[climate group] This week, the US Federal Communications Commission sent the National Broadband Plan to the White House. It puts a better communications infrastructure at the heart of solutions to multiple societal challenges, including energy and climate change.
The Climate Group welcomes Goal 6 of the Plan that calls for every American to have access to real time energy information to track and manage their own energy consumption. This is a significant step toward enabling the full global opportunity for the ICT sector to save 15% of global emissions in 2020, and saving 1 Gt CO2e in the US alone.
An entire chapter of the US National Broadband Plan is focused on the benefits of broadband enabled applications for managing environmental impacts and energy consumption. Specifically, it focuses on achieving ‘smart’ grids, buildings and transport systems as well as acknowledging a range of efficiency measures needed in ICT devices and services themselves.

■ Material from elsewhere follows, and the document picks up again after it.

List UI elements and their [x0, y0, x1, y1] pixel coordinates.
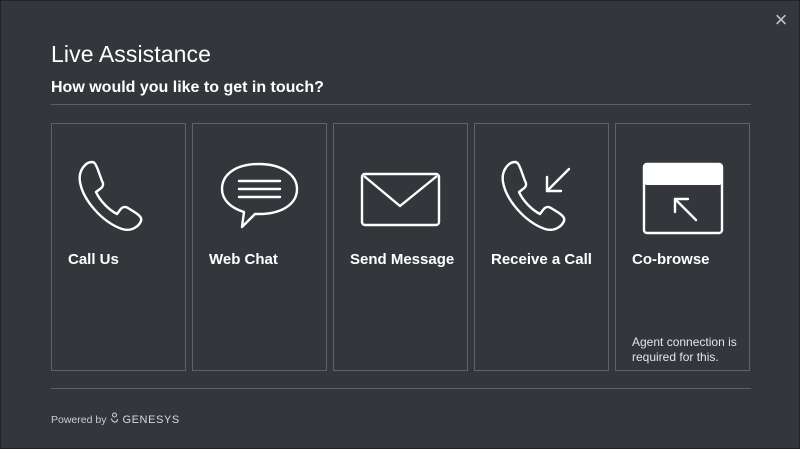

The focus on communications is crucial for two reasons. First, both people and machines will be able to act differently when they have access to better information – they will be able to ‘manage what they measure’. Second, the data-generating platform can be used by companies to provide a whole range of services to consumers and businesses that save energy, fuel and resources.
What’s good for consumers and business is good for the economy. Sensors and instrumentation that collect information from machines and the natural environment are leading to an explosion in data and information on environmental conditions and energy, and a race to create knowledge from it. Data management and analytics is growing nearly twice as fast as the rest of the IT industry at 10% per year. And companies such as Intel are investing more in US manufacturing even as other sectors – automotive and chemical – report declines.